Saturday, July 9, 2011

HOW TO INVEST IN STOCKS ? (2)

Think. Warren Buffet says that after you think, think again. Warren Buffet says that if he cannot fill out on a piece of paper several reasons to buy a stock, then he will not buy it.
Practice. Clearstation has a free "Paper trade" service where you can buy 40 different stocks and you try your hand at building a portfolio. The simplest method is to set a "stop" a dollar below the current purchase price so that you get rid of all the weeds (stocks that are dropping). You hold onto winners and you then get a portfolio of stocks that are trending up (you kept all the winners).
Open a stock brokerage account with a discount broker. No specific recommendation can be offered here, as the stock brokerage business is a rapidly changing field. Trial and error is probably the only way to find a good broker, but you should do your own due diligence by checking out their site and looking at reviews online. The most important factor to consider here is cost, i.e. how much commission is charged, and what other fees are involved?
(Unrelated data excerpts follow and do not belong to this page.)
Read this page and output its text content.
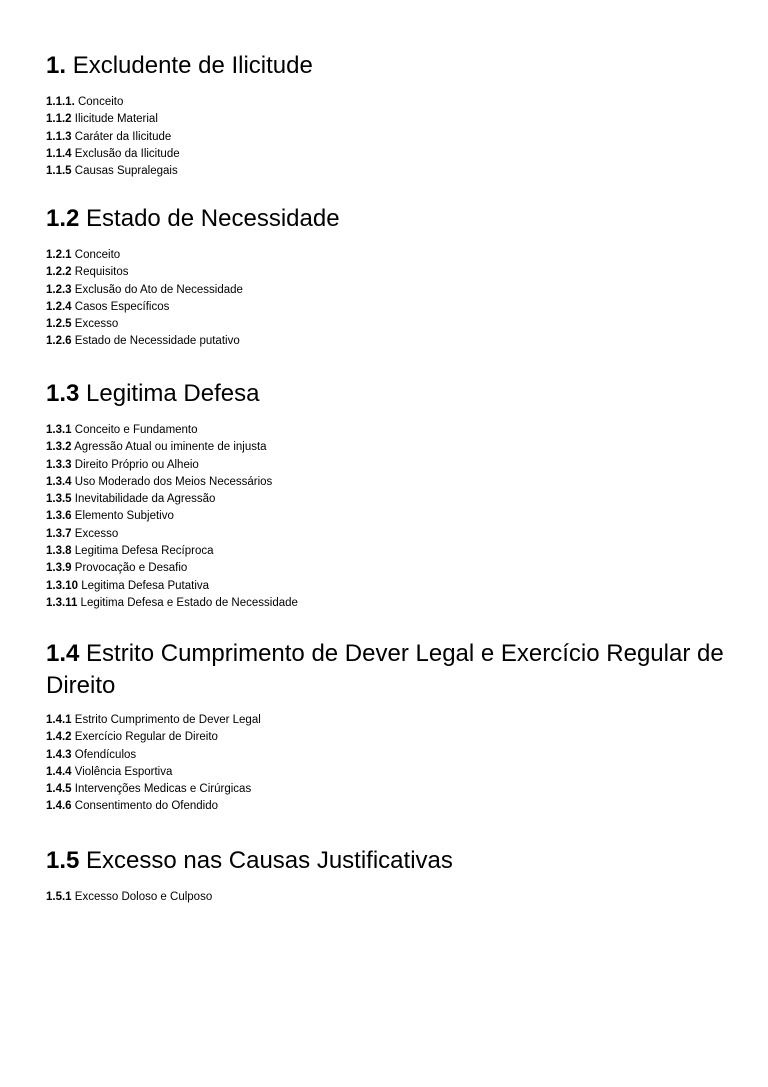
1. Excludente de Ilicitude
1.1.1. Conceito
1.1.2 Ilicitude Material
1.1.3 Caráter da Ilicitude
1.1.4 Exclusão da Ilicitude
1.1.5 Causas Supralegais
1.2 Estado de Necessidade
1.2.1 Conceito
1.2.2 Requisitos
1.2.3 Exclusão do Ato de Necessidade
1.2.4 Casos Específicos
1.2.5 Excesso
1.2.6 Estado de Necessidade putativo
1.3 Legitima Defesa
1.3.1 Conceito e Fundamento
1.3.2 Agressão Atual ou iminente de injusta
1.3.3 Direito Próprio ou Alheio
1.3.4 Uso Moderado dos Meios Necessários
1.3.5 Inevitabilidade da Agressão
1.3.6 Elemento Subjetivo
1.3.7 Excesso
1.3.8 Legitima Defesa Recíproca
1.3.9 Provocação e Desafio
1.3.10 Legitima Defesa Putativa
1.3.11 Legitima Defesa e Estado de Necessidade
1.4 Estrito Cumprimento de Dever Legal e Exercício Regular de Direito
1.4.1 Estrito Cumprimento de Dever Legal
1.4.2 Exercício Regular de Direito
1.4.3 Ofendículos
1.4.4 Violência Esportiva
1.4.5 Intervenções Medicas e Cirúrgicas
1.4.6 Consentimento do Ofendido
1.5 Excesso nas Causas Justificativas
1.5.1 Excesso Doloso e Culposo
Discount brokers generally charge commissions of less than $10/trade, some as low as $1/trade, and some offer a limited number of free trades per year, provided you meet certain criteria. Other than costs, you should also consider whether dividend reinvestment is offered (which is the best way to build up your positions), what research tools are offered, customer service, etc.
Buy a small portfolio of stocks. Blue chip stocks are stocks of market leading companies known for quality, safety, and ability to generate profit in good times and bad, although they are generally fully priced and difficult to buy at a bargain price except in a severe bear market. Stay up to date with different value investing websites such as Motley Fool or Fallen Angel Stocks to see what kind of deals are out there. If you do not have the time or inclination to learn about individual stocks, buying and holding no-load, low expense index funds forever using a dollar cost averaging strategy is best and outperform most mutual funds. The index funds with the lowest expensive ratio and annual turnover are best. For investors with less than $100,000 to invest, index funds are usually best. If you have more than $100,000 to invest, however, individual stocks are generally preferable to mutual funds, because all funds charge fees proportional to the size of the asset. Even the lowest fee index fund, Vanguard Total Stock Market Index Fund (VTI), has a 0.07% annual expensive ratio. This amounts to only $70 over 10 years for a $10,000 portfolio, but $700 over 10 years for a $100,000 portfolio, and $7,000 over 10 years for a $1,000,000 portfolio. If the expense ratio were 1.50% (typical for an average mutual fund), the fees would amount to $15,000 for a $100,000 portfolio, and a whopping $150,000 over 10 years for a $1,000,000 portfolio.
Hold for the long term, at least 5-10 years, preferably forever. Avoid the temptation to sell when the market has a bad day or month or even year. On the other hand, avoid the temptation to take profit even if your stocks have gone up 50%, 100%, 200%, or more. As long as the fundamentals are still sound, do not sell. Just be sure to invest with money you don't need for five or more years. However, it does make sense to sell if the stock price appreciates too much above its value (see below), or if the fundamentals have drastically changed since purchase so that the company is unlikely to be profitable anymore.
Hold onto the winners and do not add to the losers without good reason. Peter Lynch said that if you have a garden and everyday you water the weeds and pick the flowers, that in one year you will have all weeds. Peter Lynch said that he was the best trader on Wall Street for 13 years because he picked the weeds and watered the flowers.